In the positive frame, participants were asked if they would prefer a treatment that was guaranteed to save 200 out of 600 lives, or a treatment that had a 33% chance of saving everybody and a 66% chance of saving nobody. 72% of the participants chose the option that was guaranteed to save 200 lives. In the negative frame, participants were asked if they would prefer a treatment that would guarantee 400 deaths out of the 600 people, or a treatment that had a 33% chance that nobody would die, versus a 66% chance that everybody would die.
This simple change in framing didn’t change the outcomes of the treatments, but it completelychanged people’s choices. Only 22% of the people were willing to choose the treatment were 400 people would die, even though this implied that 200 would live.
This study has since been critiqued for its phrasing, but various later experiments have demonstrated that the effect is real.
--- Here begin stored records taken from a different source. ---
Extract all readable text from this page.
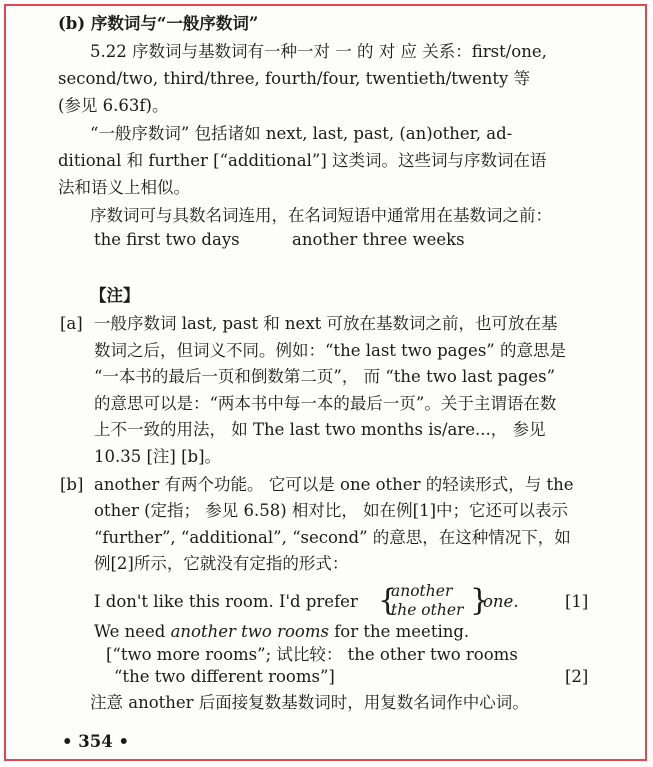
(b) 序数词与“一般序数词”
5.22 序数词与基数词有一种一对 一 的 对 应 关系：first/one,
second/two, third/three, fourth/four, twentieth/twenty 等
(参见 6.63f)。
“一般序数词” 包括诸如 next, last, past, (an)other, ad-
ditional 和 further [“additional”] 这类词。这些词与序数词在语
法和语义上相似。
序数词可与具数名词连用，在名词短语中通常用在基数词之前：
the first two days	another three weeks
【注】
[a] 一般序数词 last, past 和 next 可放在基数词之前，也可放在基
数词之后，但词义不同。例如：“the last two pages” 的意思是
“一本书的最后一页和倒数第二页”， 而 “the two last pages”
的意思可以是：“两本书中每一本的最后一页”。关于主谓语在数
上不一致的用法， 如 The last two months is/are...， 参见
10.35 [注] [b]。
[b] another 有两个功能。 它可以是 one other 的轻读形式，与 the
other (定指； 参见 6.58) 相对比， 如在例[1]中；它还可以表示
“further”, “additional”, “second” 的意思，在这种情况下，如
例[2]所示，它就没有定指的形式：
I don't like this room. I'd prefer {
another
the other }
one.	[1]
We need another two rooms for the meeting.
[“two more rooms”; 试比较： the other two rooms
“the two different rooms”]	[2]
注意 another 后面接复数基数词时，用复数名词作中心词。
• 354 •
In general, when an outcome is phrased as a loss, we take risks. When the exact same outcome is phrased as a gain, we want the surefire option.
Here are the implications for marketers:
- Marketers have certainly understood this to an extent by using the language “Save 25%” as opposed to “Pay only 75%.”
- The principle applies to your USP and value propositions as well. A product that helps you “stop eating foods that make you fat” will likely do better than a product that helps you “start eating foods that make you lose weight" -- although, of course, these messages will appeal to different audiences, as well.
- Similarly, blog posts that advise consumers how to avoid loss or pain will likely be more eye-catching and motivating than blog posts that advise consumers how to find pleasure or satisfaction, provided those same blog posts do so in a way that doesn’t conflict with self-esteem (see the self-serving bias above).
The marketer who understands these quirks of the human brain, and keeps them in mind as they strategize, will have an edge over oblivious competitors. And just remember -- you’re not immune to them, either.